I have not got much patience with often-repeated phrases, even ones that made sense the first time I heard them. You often hear these days about how “passive consumers” have been replaced (as if by magic) with “active producers”.
Now, quite apart from the tautological ugliness of the assignations (wouldn’t producer and consumer be sufficient?) I find the implicit approval for the active, and the disdain for the passive, troubling.
This is partly because I feel that often the words “active” and “passive” have been redefined. Using the consumer/producer model, it is considered passive to listen, or to watch, when in fact listening is an active verb, while hearing is its passive equivalent, watching is active, while seeing is passive.

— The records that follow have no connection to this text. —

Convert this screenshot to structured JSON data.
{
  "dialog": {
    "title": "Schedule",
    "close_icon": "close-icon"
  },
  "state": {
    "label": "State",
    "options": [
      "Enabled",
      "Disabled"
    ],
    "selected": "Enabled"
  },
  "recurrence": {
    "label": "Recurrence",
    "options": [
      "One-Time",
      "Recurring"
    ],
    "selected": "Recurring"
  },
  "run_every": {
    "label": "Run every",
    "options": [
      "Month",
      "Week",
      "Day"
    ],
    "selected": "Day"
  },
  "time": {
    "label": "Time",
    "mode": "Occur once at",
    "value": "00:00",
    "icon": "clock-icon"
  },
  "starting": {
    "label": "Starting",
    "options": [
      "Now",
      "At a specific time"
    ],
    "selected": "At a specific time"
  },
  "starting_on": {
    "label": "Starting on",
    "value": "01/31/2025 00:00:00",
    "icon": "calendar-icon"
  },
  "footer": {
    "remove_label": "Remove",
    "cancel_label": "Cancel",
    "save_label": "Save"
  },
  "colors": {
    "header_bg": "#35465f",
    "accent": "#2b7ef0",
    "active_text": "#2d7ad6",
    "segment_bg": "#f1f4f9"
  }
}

Here are a few examples of what I’m talking about, but it’s everywhere, so these are just some samples that came quickly to hand:
- children explain the difference between being a lazy consumer and a busy-bee producer
- a pretty standard blog post on the subject
- here it is given as a reason why you should learn algebra
I’m pretty sure the second example there, the blogger who saw Clay Shirky speak, has a more nuanced understanding of this issue than “producers = active = good, consumers = passive = bad”. I know that is not an argument that Clay is likely to be making.
But that simplistic argument does seem to have some currency, particularly when children are the target audience. Do we really want to be teaching our children that passive activities like listening and watching are a waste of their time? The old adage was that you should listen twice as much as you speak, the idea being that wisdom came from paying attention, not from looking for attention.
These days attention is bankable and, more importantly, measurable. It is easy to see from someone’s online presence how much attention they get, far harder to know how much attention they pay to what is going on around them.
My own particular area of interest is online video, and I read all the time about how new tools make it easy for people to film themselves and put their videos online. But surely the opportunity to watch videos made by other people is just as important as the ability to make some yourself? In fact, unless you think so, and act so, the producer/consumer dichotomy isn’t broken at all, it’s just fragmented into two billion tiny pieces.
If the response to the Internet and its ability to connect us to one another in new ways is to think “brilliant, now I can make my very own TV show and put it on YouTube”, then that’s pretty depressing and very limiting. If we’re all a little bit less consumer and a little bit more producer, then in fact we’re all something else entirely. It’s not what you produce (or consume) that matters so much as how you connect with other people and what use you put those connections to.